Open a template, swap in your story and character, and run it.


Frequently asked questions

How long does a first AI short film take with Cursor?

Plan 60–90 minutes of your time for a 30–60 second film, plus waiting while clips generate. Cursor updates files and runs TheFluxTrain commands for you—you still review drawings and the full video before export.

What do you need before you start with Cursor?

Cursor with agent mode turned on, TheFluxTrain set up and logged in, a project folder with a script file, shot list, and a notes file for links, plus ChatGPT for brainstorming and enough credits for several tries.

Which commands does Cursor run for you?

Cursor runs TheFluxTrain commands to create characters, generate drawings, make video clips, and build your edit. It writes links and IDs into a notes file so nothing gets lost between chat sessions.

Why keep a production notes file?

Links to your character, drawings, and clips must survive between conversations. If the notes file is out of date, the next step breaks—Cursor uses it as the shared memory for your film.

Why storyboard before making video?

Still drawings are cheap to redo. Fix composition in drawings first so you do not waste credits on video you have to throw away.

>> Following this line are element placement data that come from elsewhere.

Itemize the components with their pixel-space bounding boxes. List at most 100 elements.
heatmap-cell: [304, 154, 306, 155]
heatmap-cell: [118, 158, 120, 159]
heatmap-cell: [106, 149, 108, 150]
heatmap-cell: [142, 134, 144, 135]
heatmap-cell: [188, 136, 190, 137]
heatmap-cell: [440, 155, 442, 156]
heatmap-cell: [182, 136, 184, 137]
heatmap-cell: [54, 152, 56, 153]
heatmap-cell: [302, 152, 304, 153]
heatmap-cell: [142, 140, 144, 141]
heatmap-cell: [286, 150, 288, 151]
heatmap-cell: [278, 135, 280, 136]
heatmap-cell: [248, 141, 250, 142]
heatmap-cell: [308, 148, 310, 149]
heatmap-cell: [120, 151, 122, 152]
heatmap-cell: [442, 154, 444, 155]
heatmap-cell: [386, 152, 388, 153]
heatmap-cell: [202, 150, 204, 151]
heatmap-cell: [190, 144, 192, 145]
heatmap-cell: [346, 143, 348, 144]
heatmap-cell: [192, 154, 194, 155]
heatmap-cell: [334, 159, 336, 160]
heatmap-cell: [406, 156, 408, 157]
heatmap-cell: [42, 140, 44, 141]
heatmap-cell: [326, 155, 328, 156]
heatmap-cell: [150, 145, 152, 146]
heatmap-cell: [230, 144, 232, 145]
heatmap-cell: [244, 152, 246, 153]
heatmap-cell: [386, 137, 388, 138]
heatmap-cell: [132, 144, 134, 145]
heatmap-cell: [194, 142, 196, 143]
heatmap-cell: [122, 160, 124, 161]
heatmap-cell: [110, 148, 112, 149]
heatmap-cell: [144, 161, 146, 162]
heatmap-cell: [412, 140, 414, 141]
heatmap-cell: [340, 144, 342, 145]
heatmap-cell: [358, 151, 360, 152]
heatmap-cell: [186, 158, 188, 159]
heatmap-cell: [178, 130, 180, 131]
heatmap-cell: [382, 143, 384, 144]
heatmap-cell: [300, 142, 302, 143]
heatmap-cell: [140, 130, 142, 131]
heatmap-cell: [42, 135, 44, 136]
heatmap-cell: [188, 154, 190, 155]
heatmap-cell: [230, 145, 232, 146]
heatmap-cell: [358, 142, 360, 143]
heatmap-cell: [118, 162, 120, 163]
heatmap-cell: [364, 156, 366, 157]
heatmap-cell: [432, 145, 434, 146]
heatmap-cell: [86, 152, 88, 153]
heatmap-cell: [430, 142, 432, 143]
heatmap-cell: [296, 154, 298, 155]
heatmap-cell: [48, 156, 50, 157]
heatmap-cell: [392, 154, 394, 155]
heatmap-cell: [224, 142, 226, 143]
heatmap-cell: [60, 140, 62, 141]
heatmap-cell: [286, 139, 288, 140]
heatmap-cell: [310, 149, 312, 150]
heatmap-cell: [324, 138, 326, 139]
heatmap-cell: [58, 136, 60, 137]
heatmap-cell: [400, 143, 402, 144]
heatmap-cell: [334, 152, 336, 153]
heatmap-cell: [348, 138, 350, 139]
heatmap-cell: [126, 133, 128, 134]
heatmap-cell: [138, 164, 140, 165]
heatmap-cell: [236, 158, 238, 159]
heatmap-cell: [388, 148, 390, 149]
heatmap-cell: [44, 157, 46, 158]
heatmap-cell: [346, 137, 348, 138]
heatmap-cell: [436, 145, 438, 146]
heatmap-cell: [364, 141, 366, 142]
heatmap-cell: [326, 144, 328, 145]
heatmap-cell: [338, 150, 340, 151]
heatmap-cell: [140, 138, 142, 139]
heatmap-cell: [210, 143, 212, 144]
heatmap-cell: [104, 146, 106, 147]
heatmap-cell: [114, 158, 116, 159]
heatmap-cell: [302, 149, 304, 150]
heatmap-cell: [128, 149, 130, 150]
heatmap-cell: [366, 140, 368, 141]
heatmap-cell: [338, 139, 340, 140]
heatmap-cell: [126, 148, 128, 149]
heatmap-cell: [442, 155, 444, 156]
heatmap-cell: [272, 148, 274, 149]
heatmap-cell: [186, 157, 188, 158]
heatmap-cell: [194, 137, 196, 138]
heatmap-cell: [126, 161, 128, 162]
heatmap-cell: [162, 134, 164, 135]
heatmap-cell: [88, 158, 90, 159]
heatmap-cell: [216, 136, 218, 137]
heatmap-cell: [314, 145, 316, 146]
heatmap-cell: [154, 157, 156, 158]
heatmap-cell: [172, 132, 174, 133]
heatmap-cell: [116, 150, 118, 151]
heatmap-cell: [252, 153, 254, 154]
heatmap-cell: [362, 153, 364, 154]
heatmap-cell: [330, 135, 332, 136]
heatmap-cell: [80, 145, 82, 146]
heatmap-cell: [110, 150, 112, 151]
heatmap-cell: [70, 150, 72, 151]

Can you use Claude instead of Cursor?

Yes. Same steps with Claude in browser chat—you click through TheFluxTrain yourself. See Claude tutorial.

What is the biggest first-film mistake with an agent?

Generating images before your script is specific, or letting the notes file fall out of date. One character, approve drawings explicitly, remake scenes one at a time.

How do you try it on TheFluxTrain?

Create a project folder, log in to TheFluxTrain, and ask Cursor to set up your files and one character. Browse Explore for a film template to start from.